© Charles Dauguet
Hepatitis B virus (HBV) under electron microscopy. Chronic hepatitis B can cause cancer and cirrhosis of the liver.

Hepacivirus and Innate Immunity


Chronic infections with Hepatitis C (HCV) and Hepatitis B (HBV) viruses (which infect 170 and 350 million persons in the world, respectively) lead to development of cirrhosis and are responsible for 80% of hepatocellular carcinoma cases worldwide.
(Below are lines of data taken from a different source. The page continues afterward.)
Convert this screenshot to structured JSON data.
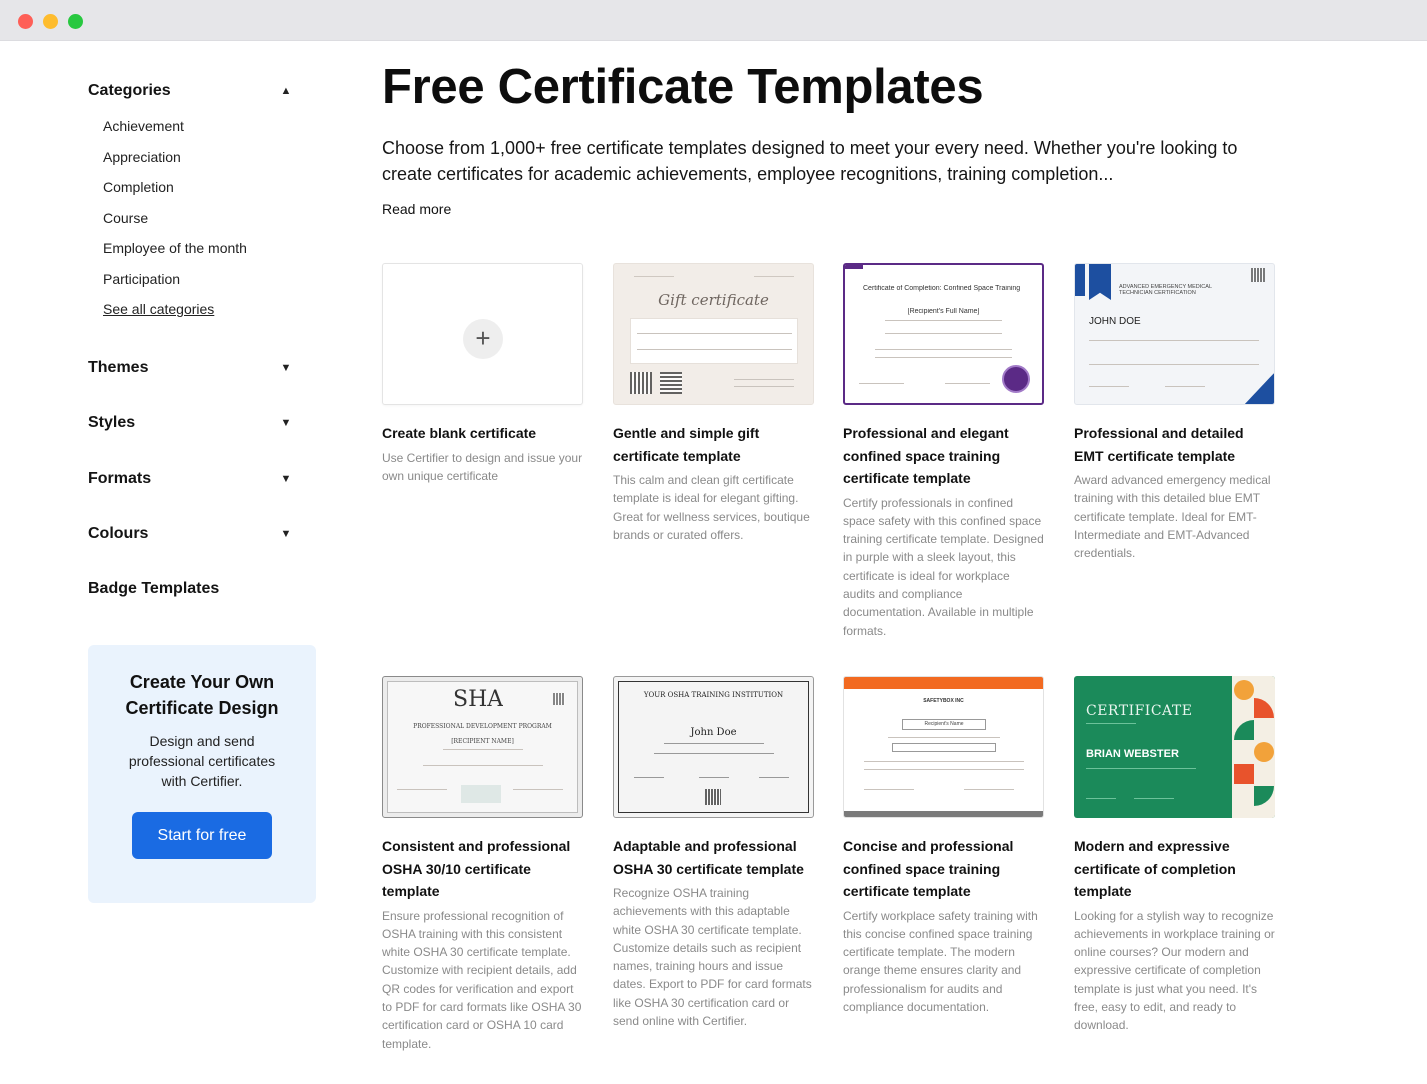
{
  "window": {
    "buttons": [
      "close",
      "minimize",
      "maximize"
    ]
  },
  "sidebar": {
    "categories_title": "Categories",
    "categories": [
      {
        "label": "Achievement"
      },
      {
        "label": "Appreciation"
      },
      {
        "label": "Completion"
      },
      {
        "label": "Course"
      },
      {
        "label": "Employee of the month"
      },
      {
        "label": "Participation"
      },
      {
        "label": "See all categories"
      }
    ],
    "sections": [
      {
        "label": "Themes"
      },
      {
        "label": "Styles"
      },
      {
        "label": "Formats"
      },
      {
        "label": "Colours"
      }
    ],
    "badge_templates": "Badge Templates",
    "promo": {
      "title": "Create Your Own Certificate Design",
      "text": "Design and send professional certificates with Certifier.",
      "button": "Start for free"
    }
  },
  "main": {
    "title": "Free Certificate Templates",
    "intro": "Choose from 1,000+ free certificate templates designed to meet your every need. Whether you're looking to create certificates for academic achievements, employee recognitions, training completion...",
    "read_more": "Read more"
  },
  "cards": [
    {
      "title": "Create blank certificate",
      "desc": "Use Certifier to design and issue your own unique certificate"
    },
    {
      "title": "Gentle and simple gift certificate template",
      "desc": "This calm and clean gift certificate template is ideal for elegant gifting. Great for wellness services, boutique brands or curated offers.",
      "thumb_text": "Gift certificate"
    },
    {
      "title": "Professional and elegant confined space training certificate template",
      "desc": "Certify professionals in confined space safety with this confined space training certificate template. Designed in purple with a sleek layout, this certificate is ideal for workplace audits and compliance documentation. Available in multiple formats.",
      "thumb_text": "Certificate of Completion: Confined Space Training",
      "thumb_sub": "[Recipient's Full Name]"
    },
    {
      "title": "Professional and detailed EMT certificate template",
      "desc": "Award advanced emergency medical training with this detailed blue EMT certificate template. Ideal for EMT-Intermediate and EMT-Advanced credentials.",
      "thumb_text": "ADVANCED EMERGENCY MEDICAL TECHNICIAN CERTIFICATION",
      "thumb_sub": "JOHN DOE"
    },
    {
      "title": "Consistent and professional OSHA 30/10 certificate template",
      "desc": "Ensure professional recognition of OSHA training with this consistent white OSHA 30 certificate template. Customize with recipient details, add QR codes for verification and export to PDF for card formats like OSHA 30 certification card or OSHA 10 card template.",
      "thumb_text": "SHA",
      "thumb_sub": "PROFESSIONAL DEVELOPMENT PROGRAM",
      "thumb_name": "[RECIPIENT NAME]"
    },
    {
      "title": "Adaptable and professional OSHA 30 certificate template",
      "desc": "Recognize OSHA training achievements with this adaptable white OSHA 30 certificate template. Customize details such as recipient names, training hours and issue dates. Export to PDF for card formats like OSHA 30 certification card or send online with Certifier.",
      "thumb_text": "YOUR OSHA TRAINING INSTITUTION",
      "thumb_sub": "John Doe"
    },
    {
      "title": "Concise and professional confined space training certificate template",
      "desc": "Certify workplace safety training with this concise confined space training certificate template. The modern orange theme ensures clarity and professionalism for audits and compliance documentation.",
      "thumb_text": "SAFETYBOX INC",
      "thumb_sub": "Recipient's Name"
    },
    {
      "title": "Modern and expressive certificate of completion template",
      "desc": "Looking for a stylish way to recognize achievements in workplace training or online courses? Our modern and expressive certificate of completion template is just what you need. It's free, easy to edit, and ready to download.",
      "thumb_text": "CERTIFICATE",
      "thumb_sub": "BRIAN WEBSTER"
    }
  ],
  "colors": {
    "accent": "#1a6be3",
    "promo_bg": "#eaf3fd",
    "purple": "#5b2a86",
    "emt_blue": "#1d4fa0",
    "orange": "#f26a21",
    "green": "#1b8a5a"
  }
}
A preventive vaccine exists for HBV (a small, enveloped DNA Hepadnavirus), but not for HCV (enveloped virus with ssRNA genome; 6 main genotypes; Flaviviridae family). A striking progress in therapeutic treatments against HCV has been achieved, which is based on the use of direct antiviral agents (DAA) in association or not with ribavirin and pegylated interferon a (PEG-IFN). Treatment of HBV-infected patients (PEG-IFN + nucleos(t)ides analogs) still remains problematic. We investigate the interactions of HCV and HBV with their target cell in view of development of new approaches to block cell entry, inhibit their replication, propagation and persistence. We analyze the interactions of HCV with components of the Interferon and inflammation pathways and the mechanisms involved in HCV cell entry and its intracellular transport. We investigate the cellular effectors involved in HBV replication and pathogenesis.